UNC-CH '24
The more you know,
the less you know
When a concept isn’t painfully obvious, it’s simply painful. Pain sucks.
The variance $\sigma^2(X)$ of a random variable $X$ is simply defined as $\sigma^2(X) = E(X-E(X)^2)$. This then is a measure of how much $X$ deviates from its mean $E(X)$. Note that we take the average squared difference because taking simply the average difference $E(X-E(X))$ gives 0 by linearity, whereas the absolute value function is not differentiable at 0.

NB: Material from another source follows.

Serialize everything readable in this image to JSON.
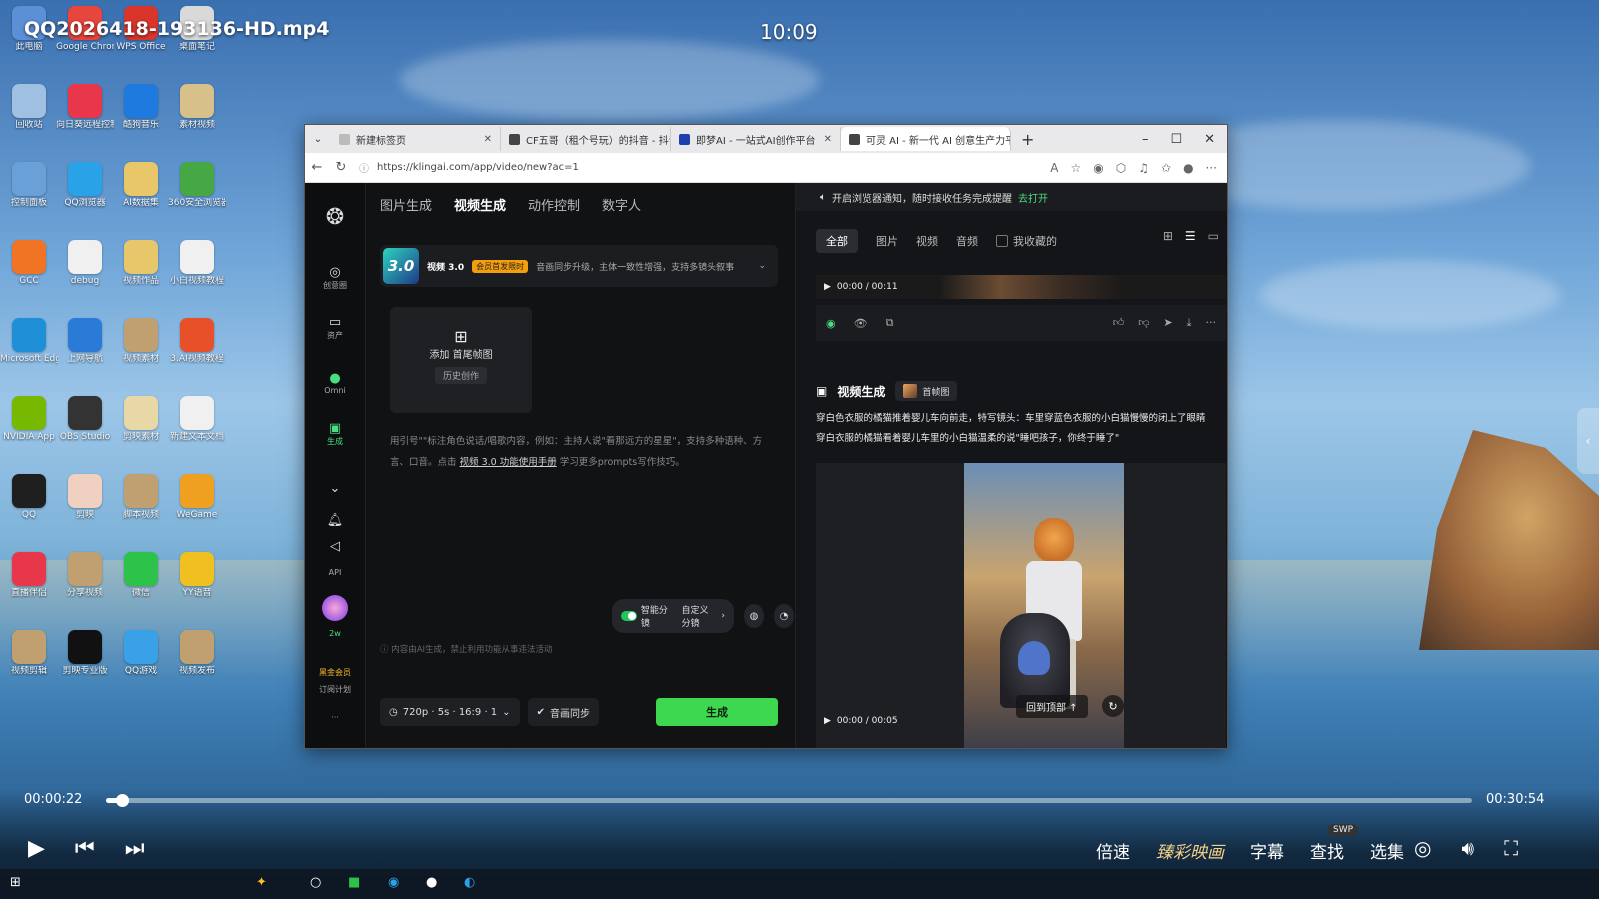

Let $X_n$ be a sequence of subsets of $X$. On one hand, we know that $\lim \sup X_n$ consists of elements belonging to $X_n$ for infinitely many $n$, but we also rigorously define $\lim \sup X_n = \bigcap_{n=1}^{\infty} \left(\bigcup_{m=n}^{\infty} X_m\right)$. We now derive the intuition by unifying these two definitions. If $x$ is in infinitely many $X_n$, then for arbitrary $n$ we see that $x \in \bigcup_{m=n}^{\infty} X_m$, and thus $x$ is clearly in the intersection of these unions. However, if $x$ is only in finitely many $X_n$, we can simply pick some $N \geq n$, in which case $x \not\in \bigcup_{m=N}^{\infty} X_m$, and then $x$ is not in our intersection of unions either.